未来は変わらないのかよ!
その日はやって来た。
俺は怖かった。
また、あの光景を再現してしまうことに。
どうすればいいか、俺は寝ずに考えていた。
茉実は昨日の手で救う事が出来る。
あとは彩佳だが、その方法は母親を仕事に行かせない事だ。それが俺の出した結論だった。
俺はかなり具合が悪い。そんなよたよたした感じで、朝のリビングに降りて行った。
そんなよたよたの雰囲気に母親が気付いてくれた。
「どうしたの?」
「ああ。よく分からないんだけど、ちょっと、しんどくて」
「あら、それは心配ね。熱測ったら?」
「なぁ、今日、仕事休んでくれよ」
どうだ、こんな体調悪そうな子供をほって、仕事にはいけないだろう?
「お兄ちゃん大丈夫?」
俺の芝居に彩佳が心配そうな顔を向けてくれる。見ろ、こんなかわいい子を。俺は絶対、こいつを失いたくないんだ。もちろん、茉実もだ。
「はぁ?
一体、お前はいくつなのよ?
体調悪いんなら、自分で病院行っといで」
おいおい、なんて薄情な。彩佳の命がかかっているんだぞ!
と思ったが、母親はそんな事知る訳もないし、そんな話を言っても、信じてもらえる訳もないだろう。

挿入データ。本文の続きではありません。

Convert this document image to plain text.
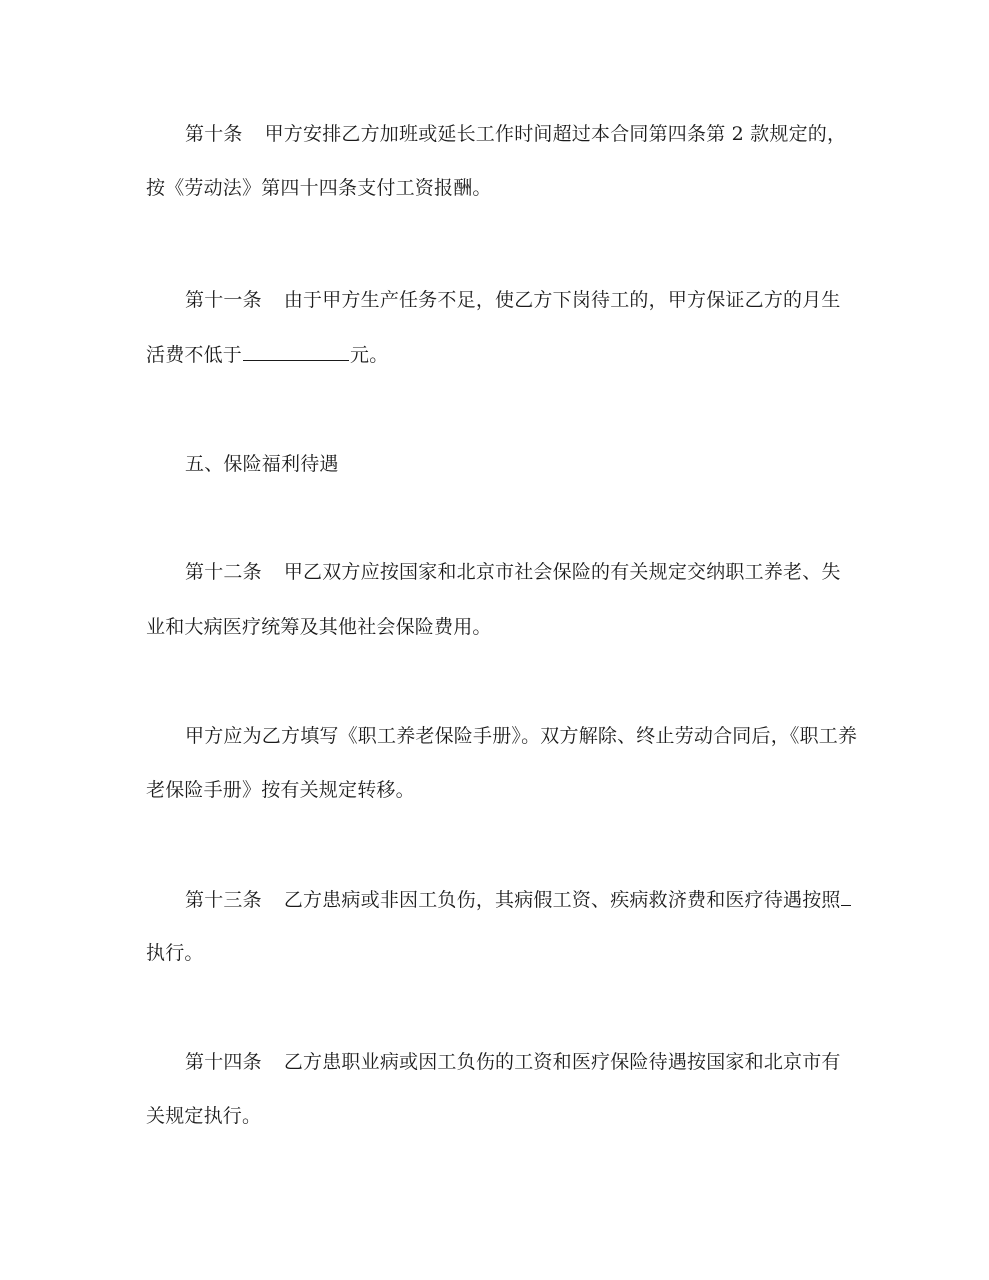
第十条 甲方安排乙方加班或延长工作时间超过本合同第四条第 2 款规定的，
按《劳动法》第四十四条支付工资报酬。
第十一条 由于甲方生产任务不足，使乙方下岗待工的，甲方保证乙方的月生
活费不低于	元。
五、保险福利待遇
第十二条 甲乙双方应按国家和北京市社会保险的有关规定交纳职工养老、失
业和大病医疗统筹及其他社会保险费用。
甲方应为乙方填写《职工养老保险手册》。双方解除、终止劳动合同后，《职工养
老保险手册》按有关规定转移。
第十三条 乙方患病或非因工负伤，其病假工资、疾病救济费和医疗待遇按照
执行。
第十四条 乙方患职业病或因工负伤的工资和医疗保险待遇按国家和北京市有
关规定执行。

俺がどうしたものかと立ちすくんでいると、彩佳が朝食を食べ終わってしまった。
「ごちそうさまでした!」
両手を合わせて、頭をぺこりと下げる。
俺は絶対こいつを死なせる訳にはいかないんだよ。
「いやさ、仕事と子供のどっちが大事なんだよ」
思わず、俺はいつも以上の力がこもった口調で言ってしまった。
「あんたさ、それだけ元気があって、何で私が仕事を休まなければならないのよ」
うっ!ある意味、ごもっともである。
俺は母親を仕事に行かせない作戦を失敗してしまった。だが、俺にはバックアップ策もある。
一つが失敗しても、代わりを用意しておく。これは当然だろ!
彩佳を保育園に行かせなければいいんだ。
「なぁ、彩佳。今日はお兄ちゃんと一緒に家いようか」
彩佳ににこやかな笑みで、そう誘ってみた。
「だめ。保育園でお友達と遊ぶんだもん」
「いや、ほらさ。
たまにはお兄ちゃんと遊ぼうよ」
「何言ってんの?
あんたおかしいのは体調じゃなくて、昨日から頭の方なんじゃない?」
母親はそう言うと、彩佳に保育園に行く支度させ始めた。
俺は叫びたかった。未来は変わらないのかよ! と。